Morphology and DNA barcoding

To clarify species identity, the morphology and DNA barcoding of adult oysters will be undertaken. After morphological and morphometric examination DNA barcoding of 35 samples of each morphologically distinct group will be conducted. Samples collected from the wild will be transported live to USP Marine School Laboratory to be identified morphologically using cladistics analysis described by littlewood (1994). The oyster shell morphometrics will be recorded after which the adductor muscle of each individual will be excised and preserved in molecular grade ethanol until DNA extraction. The total genomic DNA will be extracted from all specimens using a DNeasy® Tissue Kit (Qiagen). The mitochondrial COI genes will be subjected to polymerase chain reaction (PCR) amplification using Universal bivalve primers LCO1490 (forward primer, 5' GGTCAACAAATCATAAAGATA TTGG -3') and HCO2198 (reverse primer, 5'-TAAACTTCAGGGTGACC AAAAAATCA-3') as designed by Folmer et al. (1994). The amplification conditions for COI consist of initial denaturation at 94°С for 2.5 min; then 35 cycles of denaturation at 94°С for 30 s, annealing at 54°С for 1 min, extension at 72°С for 1 min; and final extension at 72°С for 10 min. The samples will then be sent with the primers either to Australia’s Genome Research Facilities (AGRF) or Macrogen (Korea) for the sequencing.

 Recruitment patterns

For assessment of seasonal recruitment patterns, Oyster spat will be collected on specially designed spat collectors made from PVC (Polyvinyl chloride) pipe (80 mm). Each collector will be made of 2x7 pages of 1.2 meter PVC separated from each other by an 80 mm pipe. The pages will be separated by 3x8 cross pieces of 400 mm PVC. The PVC pipes will be held in place using fencing wire. The experiment will be carried out for 14 months.  At the beginning of each month, three collectors will be deployed at predetermined collection sites around Laucala Bay at a depth suitable for optimal recruitment of oyster spat.
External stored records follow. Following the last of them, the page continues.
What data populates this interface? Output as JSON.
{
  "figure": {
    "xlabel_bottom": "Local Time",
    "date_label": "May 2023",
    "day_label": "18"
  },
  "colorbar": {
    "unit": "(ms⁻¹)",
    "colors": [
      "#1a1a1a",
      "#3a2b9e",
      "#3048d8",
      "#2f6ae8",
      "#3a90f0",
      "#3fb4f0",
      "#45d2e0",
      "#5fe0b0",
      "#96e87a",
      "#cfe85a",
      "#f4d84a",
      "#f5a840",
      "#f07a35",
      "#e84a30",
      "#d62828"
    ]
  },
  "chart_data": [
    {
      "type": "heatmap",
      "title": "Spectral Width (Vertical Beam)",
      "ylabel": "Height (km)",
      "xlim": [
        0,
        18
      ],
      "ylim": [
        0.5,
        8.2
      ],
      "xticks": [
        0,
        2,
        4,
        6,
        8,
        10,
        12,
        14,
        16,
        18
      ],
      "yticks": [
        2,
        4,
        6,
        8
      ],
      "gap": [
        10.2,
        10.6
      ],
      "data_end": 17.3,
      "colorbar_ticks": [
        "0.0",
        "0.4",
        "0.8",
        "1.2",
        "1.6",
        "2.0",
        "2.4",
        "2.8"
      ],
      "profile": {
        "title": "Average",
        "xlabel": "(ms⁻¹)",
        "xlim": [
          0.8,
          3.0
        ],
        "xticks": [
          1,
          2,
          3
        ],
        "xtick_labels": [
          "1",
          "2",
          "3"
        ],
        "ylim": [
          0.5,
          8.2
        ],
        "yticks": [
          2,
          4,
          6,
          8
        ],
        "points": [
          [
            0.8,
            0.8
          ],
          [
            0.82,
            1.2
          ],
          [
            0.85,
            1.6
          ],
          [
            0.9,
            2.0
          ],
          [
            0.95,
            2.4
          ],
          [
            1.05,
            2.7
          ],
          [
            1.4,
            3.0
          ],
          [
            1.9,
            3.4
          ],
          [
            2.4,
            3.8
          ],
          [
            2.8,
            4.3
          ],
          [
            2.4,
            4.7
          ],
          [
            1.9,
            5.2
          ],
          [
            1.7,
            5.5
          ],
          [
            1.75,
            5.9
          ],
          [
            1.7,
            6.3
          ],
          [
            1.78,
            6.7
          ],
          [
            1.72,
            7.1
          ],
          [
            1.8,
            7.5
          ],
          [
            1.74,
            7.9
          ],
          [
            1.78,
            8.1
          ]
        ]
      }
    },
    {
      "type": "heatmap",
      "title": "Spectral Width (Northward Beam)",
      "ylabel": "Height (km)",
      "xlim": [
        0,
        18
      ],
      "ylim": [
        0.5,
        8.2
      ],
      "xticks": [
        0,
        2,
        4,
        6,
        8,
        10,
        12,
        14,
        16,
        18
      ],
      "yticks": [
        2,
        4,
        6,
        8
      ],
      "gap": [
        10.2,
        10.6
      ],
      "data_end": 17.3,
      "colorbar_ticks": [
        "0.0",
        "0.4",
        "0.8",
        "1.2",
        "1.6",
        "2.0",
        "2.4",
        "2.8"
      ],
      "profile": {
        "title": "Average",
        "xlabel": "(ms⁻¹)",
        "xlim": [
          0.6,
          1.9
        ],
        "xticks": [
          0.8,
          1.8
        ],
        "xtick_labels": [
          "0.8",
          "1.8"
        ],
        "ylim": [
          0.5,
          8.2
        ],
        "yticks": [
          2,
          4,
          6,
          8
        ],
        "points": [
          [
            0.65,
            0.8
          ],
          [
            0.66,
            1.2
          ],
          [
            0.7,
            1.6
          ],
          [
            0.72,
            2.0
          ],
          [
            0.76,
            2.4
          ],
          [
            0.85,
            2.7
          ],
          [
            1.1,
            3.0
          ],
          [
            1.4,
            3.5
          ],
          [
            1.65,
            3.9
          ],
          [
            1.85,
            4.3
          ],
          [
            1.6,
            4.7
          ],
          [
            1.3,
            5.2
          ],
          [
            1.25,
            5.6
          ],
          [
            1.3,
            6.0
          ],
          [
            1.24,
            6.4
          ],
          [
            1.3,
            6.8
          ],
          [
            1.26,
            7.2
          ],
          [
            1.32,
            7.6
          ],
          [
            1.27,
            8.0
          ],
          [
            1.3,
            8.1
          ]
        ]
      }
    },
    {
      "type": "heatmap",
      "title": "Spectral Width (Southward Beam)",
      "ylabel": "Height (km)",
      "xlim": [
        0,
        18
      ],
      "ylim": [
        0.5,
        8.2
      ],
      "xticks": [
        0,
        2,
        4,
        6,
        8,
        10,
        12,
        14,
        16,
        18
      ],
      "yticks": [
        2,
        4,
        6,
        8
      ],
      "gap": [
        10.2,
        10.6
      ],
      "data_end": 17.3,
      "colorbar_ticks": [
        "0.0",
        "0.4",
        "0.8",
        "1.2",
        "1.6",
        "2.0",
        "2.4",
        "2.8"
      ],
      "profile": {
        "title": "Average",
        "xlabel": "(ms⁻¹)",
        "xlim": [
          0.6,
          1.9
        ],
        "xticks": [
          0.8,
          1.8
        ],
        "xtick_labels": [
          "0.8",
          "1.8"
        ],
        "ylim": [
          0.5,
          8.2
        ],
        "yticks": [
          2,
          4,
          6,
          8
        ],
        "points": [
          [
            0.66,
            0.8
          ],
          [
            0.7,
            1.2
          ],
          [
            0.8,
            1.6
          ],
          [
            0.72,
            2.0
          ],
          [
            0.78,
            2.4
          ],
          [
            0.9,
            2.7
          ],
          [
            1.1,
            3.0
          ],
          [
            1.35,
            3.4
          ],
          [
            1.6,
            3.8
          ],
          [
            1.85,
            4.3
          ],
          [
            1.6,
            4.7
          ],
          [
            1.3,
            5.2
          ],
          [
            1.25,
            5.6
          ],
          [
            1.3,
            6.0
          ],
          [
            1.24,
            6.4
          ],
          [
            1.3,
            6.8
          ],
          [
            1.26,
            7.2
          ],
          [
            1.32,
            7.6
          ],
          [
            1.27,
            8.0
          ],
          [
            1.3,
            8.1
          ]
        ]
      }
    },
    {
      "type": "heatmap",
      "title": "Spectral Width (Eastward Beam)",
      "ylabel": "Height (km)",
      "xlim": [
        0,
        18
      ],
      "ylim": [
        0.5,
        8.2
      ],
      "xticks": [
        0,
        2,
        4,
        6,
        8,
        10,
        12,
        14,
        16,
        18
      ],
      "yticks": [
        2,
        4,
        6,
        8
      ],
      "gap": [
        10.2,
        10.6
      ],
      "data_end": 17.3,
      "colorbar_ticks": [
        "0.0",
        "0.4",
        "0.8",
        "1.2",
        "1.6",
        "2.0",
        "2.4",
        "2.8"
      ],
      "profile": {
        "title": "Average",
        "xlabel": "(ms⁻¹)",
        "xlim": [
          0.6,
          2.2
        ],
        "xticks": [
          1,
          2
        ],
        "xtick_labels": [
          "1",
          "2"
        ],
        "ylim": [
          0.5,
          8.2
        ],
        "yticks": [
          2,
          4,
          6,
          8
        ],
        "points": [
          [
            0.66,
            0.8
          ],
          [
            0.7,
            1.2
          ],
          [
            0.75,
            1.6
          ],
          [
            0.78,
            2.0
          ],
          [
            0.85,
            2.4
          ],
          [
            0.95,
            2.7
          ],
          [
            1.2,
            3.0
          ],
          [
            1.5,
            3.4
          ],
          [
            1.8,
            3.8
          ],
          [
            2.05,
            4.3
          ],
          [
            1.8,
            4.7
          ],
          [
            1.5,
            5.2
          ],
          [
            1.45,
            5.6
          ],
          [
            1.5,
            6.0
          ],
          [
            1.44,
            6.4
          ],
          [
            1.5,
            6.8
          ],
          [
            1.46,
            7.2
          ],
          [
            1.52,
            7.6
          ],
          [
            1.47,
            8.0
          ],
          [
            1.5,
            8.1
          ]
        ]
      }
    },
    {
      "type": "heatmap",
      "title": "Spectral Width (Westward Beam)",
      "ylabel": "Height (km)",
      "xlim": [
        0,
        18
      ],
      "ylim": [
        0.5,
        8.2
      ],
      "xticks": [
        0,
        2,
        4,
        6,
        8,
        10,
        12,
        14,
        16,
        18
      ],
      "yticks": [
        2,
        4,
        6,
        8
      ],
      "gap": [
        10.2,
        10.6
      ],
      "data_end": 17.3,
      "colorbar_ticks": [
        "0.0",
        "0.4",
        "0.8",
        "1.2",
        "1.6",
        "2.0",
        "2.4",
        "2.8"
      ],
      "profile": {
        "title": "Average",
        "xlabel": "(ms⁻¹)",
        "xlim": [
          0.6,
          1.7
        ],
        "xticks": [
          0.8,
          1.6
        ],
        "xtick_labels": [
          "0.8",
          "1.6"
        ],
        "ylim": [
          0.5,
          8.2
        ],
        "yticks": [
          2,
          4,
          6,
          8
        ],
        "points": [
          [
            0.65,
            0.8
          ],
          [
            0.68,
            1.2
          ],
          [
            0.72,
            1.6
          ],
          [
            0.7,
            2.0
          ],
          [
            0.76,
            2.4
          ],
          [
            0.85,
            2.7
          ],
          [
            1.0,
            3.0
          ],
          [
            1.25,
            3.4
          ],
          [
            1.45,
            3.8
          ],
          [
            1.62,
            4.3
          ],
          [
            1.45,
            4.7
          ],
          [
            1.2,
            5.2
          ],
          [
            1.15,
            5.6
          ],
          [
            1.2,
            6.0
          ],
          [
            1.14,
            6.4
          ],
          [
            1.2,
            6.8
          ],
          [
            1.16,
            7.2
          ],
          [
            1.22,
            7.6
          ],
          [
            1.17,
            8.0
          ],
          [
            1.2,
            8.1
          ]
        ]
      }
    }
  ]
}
Each collector will be fastened to a timber frame at several sites. Recovery of spat from collectors will be conducted every 30 days and each collector will be replaced with preconditioned, new collectors at each sampling period. The encrusting spats will be counted and provide spat density. Spat will also be measured at each collection period. For the identification of oyster species at the recruitment stage, genetic tests will be performed on the individuals fixed in the collectors, randomly selected by sampling. The procedure will be the same as for the adult oysters. After the spat are removed, the collectors will be scrubbed and reconditioned in sea water at the sea water lab at Marine Studies campus, USP. Environmental parameters pH, temperature (°C), salinity (ppt) and chlorophyll concentration will be monitored using data loggers fixed at the site.

Challenges

The two main risks associated with the project are natural disasters (cyclones) which could damage oyster spat collection infrastructure and data loggers, and Covid related lockdown of the country as experienced in 2020 and 2021. For natural disasters, infrastructure will be removed and kept safe and if the country is forced into Covid related lockdowns the spat recruitment monitoring process will be restarted.